ORLANDO -- The contractor for a proposed bullet train system said Thursday that the state will turn a profit on high-speed rail, challenging Gov. Jeb Bush's concerns about the cost of the venture.

Representatives from Fluor-Bombardier told members of the Florida High Speed Rail Authority that the state not only would recoup its investment, pegged at $75 million annually for 30 years, but also could reap more than $400 million in net revenue over that time.

"It will be one of the best investments of public transportation that the state will ever see," authority member and Lakeland businessman C.C. "Doc" Dockery said.

Bush had complained about the price of the constitutionally mandated system in a letter to lawmakers last week.

"The state of Florida will pay an exorbitant price for high-speed rail -- a price that simply cannot be justified," Bush wrote while asking legislators to support a ballot measure to cancel the project. "We will spend billions of dollars before a single rider supports the system."

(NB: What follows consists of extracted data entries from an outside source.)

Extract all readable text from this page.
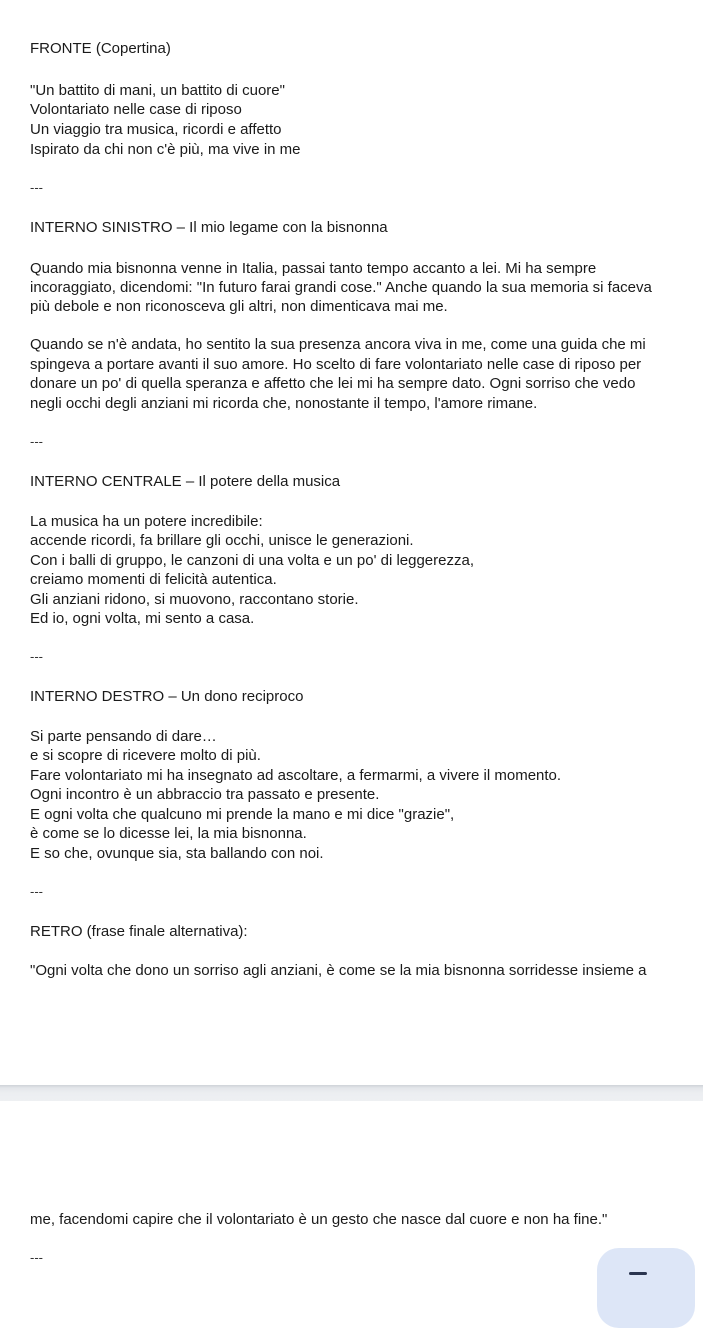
FRONTE (Copertina)

"Un battito di mani, un battito di cuore"

Volontariato nelle case di riposo

Un viaggio tra musica, ricordi e affetto

Ispirato da chi non c'è più, ma vive in me

---

INTERNO SINISTRO – Il mio legame con la bisnonna

Quando mia bisnonna venne in Italia, passai tanto tempo accanto a lei. Mi ha sempre

incoraggiato, dicendomi: "In futuro farai grandi cose." Anche quando la sua memoria si faceva

più debole e non riconosceva gli altri, non dimenticava mai me.

Quando se n'è andata, ho sentito la sua presenza ancora viva in me, come una guida che mi

spingeva a portare avanti il suo amore. Ho scelto di fare volontariato nelle case di riposo per

donare un po' di quella speranza e affetto che lei mi ha sempre dato. Ogni sorriso che vedo

negli occhi degli anziani mi ricorda che, nonostante il tempo, l'amore rimane.

---

INTERNO CENTRALE – Il potere della musica

La musica ha un potere incredibile:

accende ricordi, fa brillare gli occhi, unisce le generazioni.

Con i balli di gruppo, le canzoni di una volta e un po' di leggerezza,

creiamo momenti di felicità autentica.

Gli anziani ridono, si muovono, raccontano storie.

Ed io, ogni volta, mi sento a casa.

---

INTERNO DESTRO – Un dono reciproco

Si parte pensando di dare…

e si scopre di ricevere molto di più.

Fare volontariato mi ha insegnato ad ascoltare, a fermarmi, a vivere il momento.

Ogni incontro è un abbraccio tra passato e presente.

E ogni volta che qualcuno mi prende la mano e mi dice "grazie",

è come se lo dicesse lei, la mia bisnonna.

E so che, ovunque sia, sta ballando con noi.

---

RETRO (frase finale alternativa):

"Ogni volta che dono un sorriso agli anziani, è come se la mia bisnonna sorridesse insieme a

me, facendomi capire che il volontariato è un gesto che nasce dal cuore e non ha fine."

---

Fluor-Bombardier's winning bid to design, build, operate and maintain the rail system's first leg, linking Orlando and Tampa, came in at more than $2 billion.

If the bid's proposal was implemented without any changes, the state would get back $419 million, Fluor-Bombardier said.

"This is the kind of information that the governor either doesn't understand or didn't include in his letter," said authority chairman Fred Dudley, who was appointed to the bullet train panel by Bush.

Bush spokeswoman Alia Faraj said too many questions remain about the assumptions of ridership and revenue used by Fluor-Bombardier and the authority, which is why the governor wants to repeal the amendment.

Four years ago, $6.3 billion -the cost of a similar project that would have linked Tampa, Orlando and Miami -- was too much for Bush, and he ended Florida Overland EXpress (FOX) shortly after taking office.

Because the authority wants to alter Fluor-Bombardier's proposal, the revenue the state could garner would be less than the projected $419 million.

At Thursday's meeting, contract committee members Dockery, Dudley and Leila Nodarse voted unanimously to recommend to the full authority that Fluor-Bombardier should double-track the line and prepare it for electric trains, although the first trains will be turbinepowered.

Those changes would add about $300 million to the proposal's cost while cutting the revenue stream to $176 million over 30 years, Fluor-Bombardier said.

With Fluor-Bombardier winning the authority's contract only six weeks ago, this was the first time the partnership of the two companies could present the positive numbers it promised during the bidding process.

"We think it represents a very good deal for the state," said Lecia Stewart, Bombardier's vice president for high speed rail in North America.

The full authority will vote whether to ask Fluor-Bombardier to make changes to its proposal at its meeting in Orlando on Wednesday.

Dockery said the contract committee's recommendations on the system's technology also gives the authority a base from which to start negotiations with FluorBombardier.

"The price on this will come down," Dockery said.